2.Quantify imaging phenotypes from MRI (e.g., infarcts, white matter hyperintensities, microbleeds, atrophy) and relate them to longitudinal cognitive trajectories.
3.Integrate multi-omics layers-genomic, transcriptomic, proteomic, and metabolomic data-to identify biomarkers and molecular pathways linking vascular injury and neurodegeneration.
4.Develop predictive and dynamic models using advanced statistical and machine-learning approaches (e.g., Cox regression, random forest, deep learning) to estimate risk of CVD and cognitive decline.
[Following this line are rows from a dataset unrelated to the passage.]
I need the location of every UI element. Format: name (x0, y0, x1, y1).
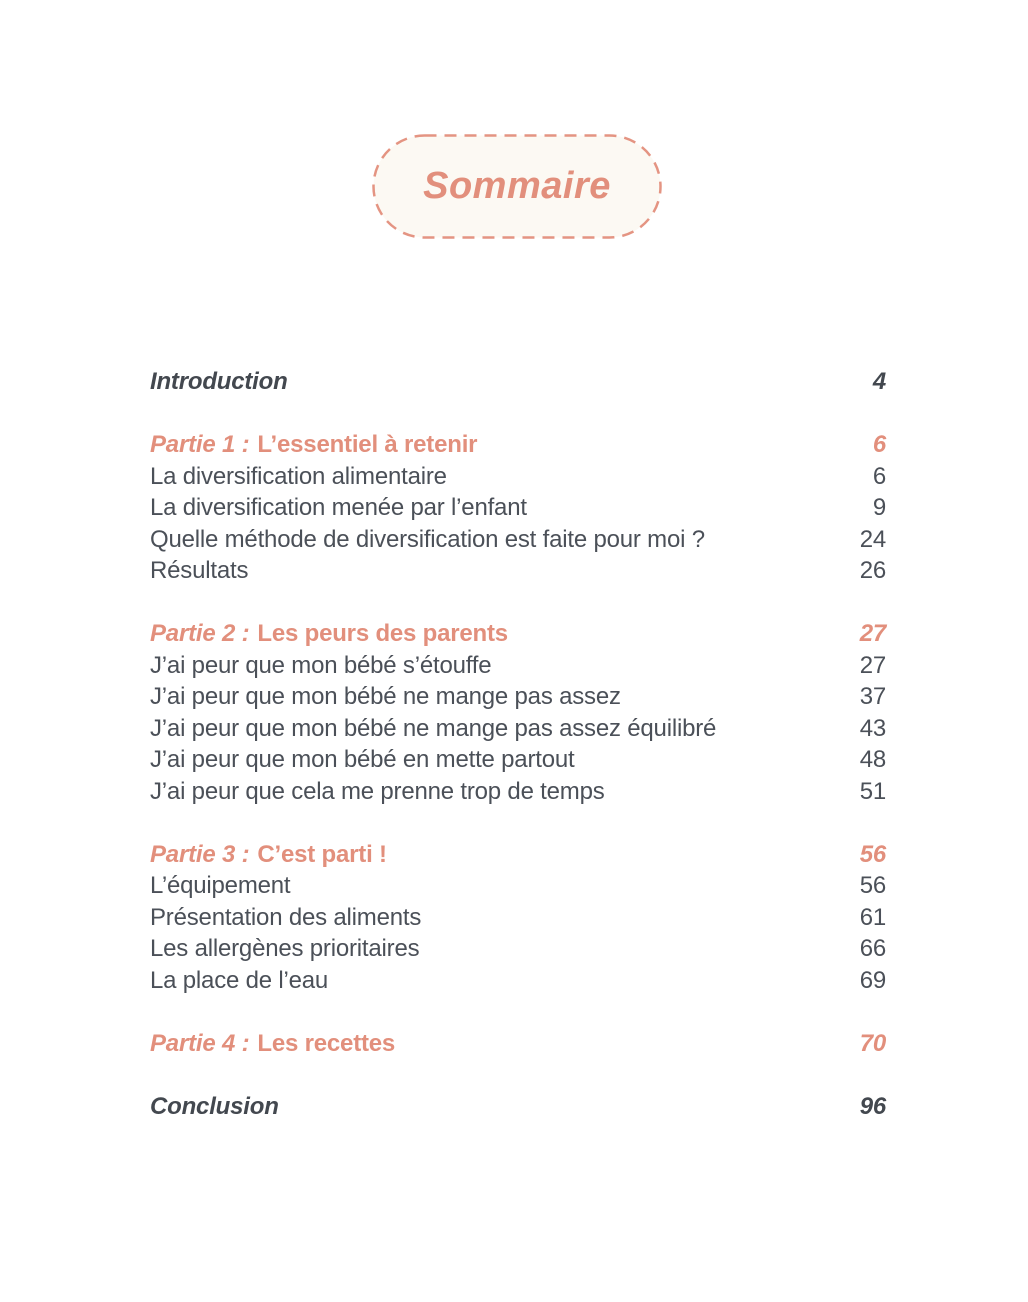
toc-row (150, 902, 886, 934)
page-title: Sommaire (423, 165, 611, 207)
toc-entry-page: 48 (859, 746, 886, 773)
toc-row (150, 744, 886, 776)
toc-row (150, 618, 886, 650)
toc-entry-page: 24 (859, 525, 886, 553)
toc-entry-text: Quelle méthode de diversification est faite pour moi ? (150, 525, 705, 553)
toc-entry-label (150, 713, 716, 745)
toc-part-title: Les recettes (257, 1029, 396, 1057)
toc-entry-text: Introduction (150, 368, 288, 395)
toc-entry-text: Conclusion (150, 1092, 279, 1120)
toc-row (150, 1091, 886, 1123)
toc-entry-page: 69 (859, 966, 886, 994)
toc-row (150, 555, 886, 587)
toc-entry-page: 56 (859, 840, 886, 868)
toc-entry-page: 37 (859, 683, 886, 710)
toc-entry-page: 61 (859, 903, 886, 931)
table-of-contents (150, 366, 886, 1122)
toc-entry-label (150, 429, 477, 461)
toc-entry-text: J’ai peur que mon bébé ne mange pas assez (150, 683, 621, 710)
toc-row (150, 933, 886, 965)
toc-entry-page: 56 (859, 872, 886, 899)
toc-entry-page: 43 (859, 714, 886, 742)
toc-row (150, 713, 886, 745)
toc-entry-label (150, 366, 288, 398)
toc-part-title: Les peurs des parents (257, 620, 508, 647)
toc-entry-label (150, 965, 328, 997)
toc-entry-text: J’ai peur que mon bébé s’étouffe (150, 651, 492, 679)
toc-entry-page: 51 (859, 777, 886, 805)
toc-row (150, 870, 886, 902)
toc-entry-text: La diversification menée par l’enfant (150, 494, 527, 521)
toc-entry-label (150, 555, 248, 587)
toc-entry-page: 66 (859, 935, 886, 962)
toc-entry-label (150, 902, 421, 934)
toc-part-prefix: Partie 4 : (150, 1029, 250, 1057)
toc-row (150, 524, 886, 556)
toc-entry-page: 9 (872, 494, 886, 521)
toc-entry-text: Présentation des aliments (150, 903, 422, 931)
toc-entry-text: La place de l’eau (150, 966, 329, 994)
toc-entry-text: L’équipement (150, 872, 291, 899)
toc-part-title: L’essentiel à retenir (257, 431, 478, 458)
toc-entry-label (150, 839, 387, 871)
toc-entry-text: J’ai peur que mon bébé en mette partout (150, 746, 575, 773)
toc-row (150, 461, 886, 493)
toc-entry-label (150, 1028, 395, 1060)
toc-row (150, 776, 886, 808)
toc-entry-label (150, 681, 621, 713)
toc-entry-label (150, 1091, 279, 1123)
toc-part-prefix: Partie 3 : (150, 840, 250, 868)
toc-entry-text: J’ai peur que mon bébé ne mange pas assez équilibré (150, 714, 717, 742)
toc-row (150, 965, 886, 997)
toc-entry-label (150, 618, 508, 650)
toc-entry-text: J’ai peur que cela me prenne trop de temps (150, 777, 605, 805)
toc-entry-label (150, 744, 574, 776)
toc-entry-label (150, 933, 419, 965)
toc-entry-label (150, 461, 447, 493)
toc-entry-text: Résultats (150, 557, 249, 584)
toc-row (150, 366, 886, 398)
toc-entry-page: 27 (859, 620, 886, 647)
toc-entry-text: Les allergènes prioritaires (150, 935, 420, 962)
toc-entry-page: 4 (872, 368, 886, 395)
toc-entry-page: 27 (859, 651, 886, 679)
toc-row (150, 429, 886, 461)
toc-entry-page: 26 (859, 557, 886, 584)
toc-part-title: C’est parti ! (257, 840, 387, 868)
toc-entry-page: 96 (859, 1092, 886, 1120)
toc-entry-text: La diversification alimentaire (150, 462, 447, 490)
toc-entry-label (150, 650, 491, 682)
toc-entry-label (150, 524, 705, 556)
toc-row (150, 681, 886, 713)
toc-entry-page: 70 (859, 1029, 886, 1057)
toc-row (150, 839, 886, 871)
toc-part-prefix: Partie 1 : (150, 431, 250, 458)
toc-entry-label (150, 492, 527, 524)
toc-entry-page: 6 (872, 462, 886, 490)
toc-part-prefix: Partie 2 : (150, 620, 250, 647)
toc-entry-label (150, 776, 605, 808)
sommaire-title-box (372, 134, 662, 239)
toc-row (150, 1028, 886, 1060)
toc-row (150, 492, 886, 524)
toc-row (150, 650, 886, 682)
toc-entry-page: 6 (872, 431, 886, 458)
toc-entry-label (150, 870, 290, 902)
5.Validate and interpret models using internal replication and explainable-AI methods to ensure robustness and clinical interpretability.
By uniting large-scale epidemiological, imaging, and molecular data, this study will clarify vascular-neurodegenerative interactions, improve early detection, and identify actionable biomarkers. The results will inform precision prevention strategies and contribute to reducing the global burden of stroke and dementia.